Modifica finale (fine XV o inizi XVI sec.) - L’ultimo ammodernamento difensivo della rocca è costituito dalla realizzazione di bombardiere alla francese nei torrioni, riconoscibili anche nelle stampe che le mostrano diffuse anche nelle torri del borgo. Questa modifica è certamente avvenuta a cavallo tra il XV ed il XVI secolo, ma poiché nella rocca si associa a rare archibugiere assai inclinate verso il basso (vedi sotto a Sx) è più facilmente assegnabile ai primi decenni del XVI, sull’esempio del torrione del Sangallo a Loreto, degli anni venti del secolo.

 

 

CORTINA  FRONTALE  ANGOLATA

 

La cortina frontale non è rettilinea, ma presenta un lieve diedro al centro: questo è invece un particolare intrigante, perché suggerisce una parentela con rocche della Transizione, come la prossima San Leo, ove la disposizione sembra deliberata, dato che le bombardiere del torrione “b”, in basso nella tav. 1 [1], sono poste in maniera tale da consentire il fiancheggiamento dei due lati della spezzata, incrociandosi, pensiamo, con analoghe traiettorie dall’altro torrione, ipotesi che ci sembra assai plausibile, ma non controllabile perché a sinistra il torrione quattrocentesco è franato e quello attuale un è un rifacimento.

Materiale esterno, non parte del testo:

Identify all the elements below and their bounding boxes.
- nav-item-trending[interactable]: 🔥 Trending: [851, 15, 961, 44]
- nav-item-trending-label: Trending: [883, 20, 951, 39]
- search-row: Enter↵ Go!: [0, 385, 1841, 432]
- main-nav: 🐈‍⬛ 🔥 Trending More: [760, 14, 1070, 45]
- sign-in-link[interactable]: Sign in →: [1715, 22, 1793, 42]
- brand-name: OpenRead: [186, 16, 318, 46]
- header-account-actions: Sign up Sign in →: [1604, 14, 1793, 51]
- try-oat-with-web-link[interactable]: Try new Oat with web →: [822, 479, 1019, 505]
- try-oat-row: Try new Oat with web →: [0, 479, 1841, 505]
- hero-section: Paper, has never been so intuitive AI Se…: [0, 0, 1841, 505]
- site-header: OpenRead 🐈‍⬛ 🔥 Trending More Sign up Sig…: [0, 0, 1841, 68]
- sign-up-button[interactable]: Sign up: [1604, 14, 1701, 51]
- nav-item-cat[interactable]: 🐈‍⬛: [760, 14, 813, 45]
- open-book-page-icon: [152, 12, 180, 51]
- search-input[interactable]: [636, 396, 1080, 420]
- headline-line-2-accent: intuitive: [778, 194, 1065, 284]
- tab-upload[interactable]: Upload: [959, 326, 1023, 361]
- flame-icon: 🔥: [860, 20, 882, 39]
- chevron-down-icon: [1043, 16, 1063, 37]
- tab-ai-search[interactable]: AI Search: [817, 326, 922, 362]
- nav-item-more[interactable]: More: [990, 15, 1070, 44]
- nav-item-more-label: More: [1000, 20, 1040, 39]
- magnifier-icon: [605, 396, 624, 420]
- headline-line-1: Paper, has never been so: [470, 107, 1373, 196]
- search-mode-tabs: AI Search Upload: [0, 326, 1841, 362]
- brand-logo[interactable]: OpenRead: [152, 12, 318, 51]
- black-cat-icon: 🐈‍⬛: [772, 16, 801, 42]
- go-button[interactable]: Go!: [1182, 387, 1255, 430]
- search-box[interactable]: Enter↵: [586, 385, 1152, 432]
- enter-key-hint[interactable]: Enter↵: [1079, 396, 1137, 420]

A Maioletto le torri pentagonali non mostrano una simile coppia di bombardiere nei fianchi e per di più la cortina angolata sembra ripetere un tracciato precedente, come diremo oltre, per cui si potrebbe ritenere che anche il diedro della cortina frontale sia una casualità dettata dalla volontà di aderire alla forma della montagna.


[1] La planimetria utilizzata è tratta da F. MONTEVECCHI: Repertorio delle rocche, dei castelli e delle torri, in AA. VV.: Rocche e castelli di Romagna, Alfa, Bologna, 1972, p.176.